Strong leadership, in the sense of concentrating maximal power in the hands of one person, is far from being identical with good leadership. There are only 24 hours in the day of even the strongest leader. The more that person tries to do individually, the less time he or she has to weigh the evidence and gain an understanding of the complexity and nuances of each issue. The self-consciously strong leader is often tempted to demonstrate strength by coming to quick decisions. Even in a crisis, however, it is often possible to take time and to listen to the widest range of opinion, before reaching a conclusion.
If President John F. Kennedy had come to a quick decision when the Cuban missile crisis broke in 1962, the world might well have been engulfed in catastrophic nuclear war. From the outset, the Joint Chiefs of Staff advocated a comprehensive military strike on Cuba. Wiser counsels eventually prevailed. It was only decades later that the United States discovered what the likely consequences would have been of accepting the military advice. They learned that there already were tactical nuclear weapons in Cuba for use against the United States in the event of an invasion and, moreover, that Soviet ships approaching Cuba had submarine escorts with commanders authorized to fire nuclear torpedoes at U.S. targets without awaiting authorization from Moscow.

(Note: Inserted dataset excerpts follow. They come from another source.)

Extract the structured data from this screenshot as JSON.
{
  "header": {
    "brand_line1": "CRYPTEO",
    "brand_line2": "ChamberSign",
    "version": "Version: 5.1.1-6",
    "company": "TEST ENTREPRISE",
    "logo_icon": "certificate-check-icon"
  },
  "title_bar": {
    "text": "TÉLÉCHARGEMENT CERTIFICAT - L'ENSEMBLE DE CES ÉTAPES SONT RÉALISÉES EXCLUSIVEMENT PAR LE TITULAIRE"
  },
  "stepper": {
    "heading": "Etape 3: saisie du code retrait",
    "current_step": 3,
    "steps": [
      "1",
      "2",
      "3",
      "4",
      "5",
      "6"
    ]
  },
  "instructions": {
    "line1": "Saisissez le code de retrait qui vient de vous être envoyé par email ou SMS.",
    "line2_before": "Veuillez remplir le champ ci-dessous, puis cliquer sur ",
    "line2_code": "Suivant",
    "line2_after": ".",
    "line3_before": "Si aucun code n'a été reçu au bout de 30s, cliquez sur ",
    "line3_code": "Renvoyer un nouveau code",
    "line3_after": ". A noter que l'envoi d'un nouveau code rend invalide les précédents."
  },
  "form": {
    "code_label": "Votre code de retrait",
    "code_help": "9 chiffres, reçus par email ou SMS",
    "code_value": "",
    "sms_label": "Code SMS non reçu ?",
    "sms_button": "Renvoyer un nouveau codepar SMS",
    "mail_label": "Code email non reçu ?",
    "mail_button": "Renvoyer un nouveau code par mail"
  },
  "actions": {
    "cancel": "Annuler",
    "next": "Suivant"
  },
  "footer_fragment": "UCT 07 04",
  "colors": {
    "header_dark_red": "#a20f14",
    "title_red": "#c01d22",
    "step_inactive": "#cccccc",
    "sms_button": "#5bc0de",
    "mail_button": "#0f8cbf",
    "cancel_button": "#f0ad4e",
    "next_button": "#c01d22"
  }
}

Nothing is more important than that an administration should contain people of independent political standing, of great and varied experience, and that within the government they should not engage in self-censorship, adjusting their advice to the perceived predilections of the top leader. They should be prepared to subject his conclusions to serious scrutiny and to provide counter-arguments. No president or prime minister in a democracy was ever selected because he or she was believed to have a monopoly of wisdom. A democracy worthy of the name has many leaders, not one.

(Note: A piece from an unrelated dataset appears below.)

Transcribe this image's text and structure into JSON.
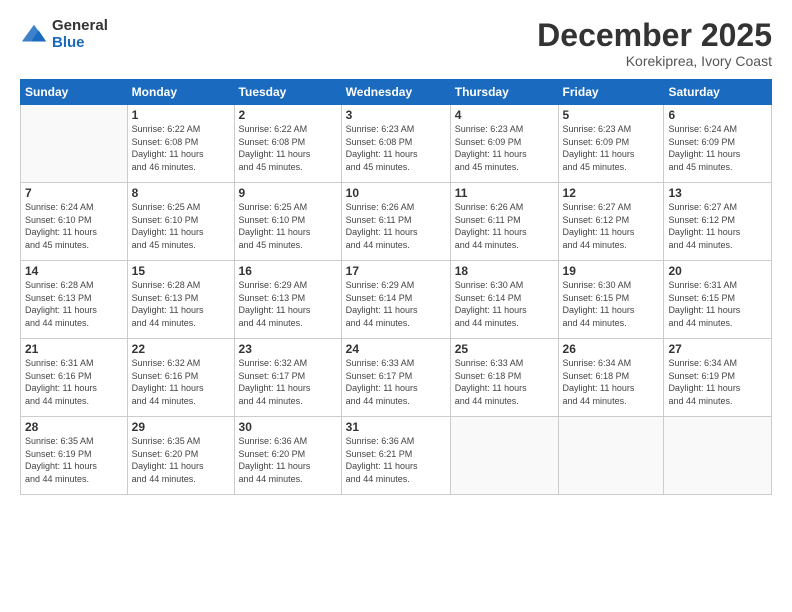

A leader — in a democracy as well as an authoritarian regime — who tries to monopolize power will certainly do more harm than good. Far more valuable qualities of a head of government than “strength” in that sense include integrity, intelligence, collegiality, a questioning mind, willingness to seek disparate views, ability to absorb information, empathy, good memory, flexibility, courage, and (if we are lucky) vision. Those who possess that last quality eschew chauvinistic bravado and never confuse the long-term interests of their country with what may play well in the media (social and not) today.
While governments collectively are not immune from making foolish and damaging decisions, the likelihood of calamitously bad decision-making is substantially greater under unconstrained, or only weakly constrained, personal rule. A president should not only be subject to the rule of law, but also feel the need to persuade governmental colleagues rather than foreclose the discussion by pulling rank. To pine for one-person dominance and to believe in the efficacy of such leadership is worship of a false god. Rather than succumb to the fanciful allure of the strong leader, we would do well to relearn the advantages of a more collegial, collective and dispersed leadership.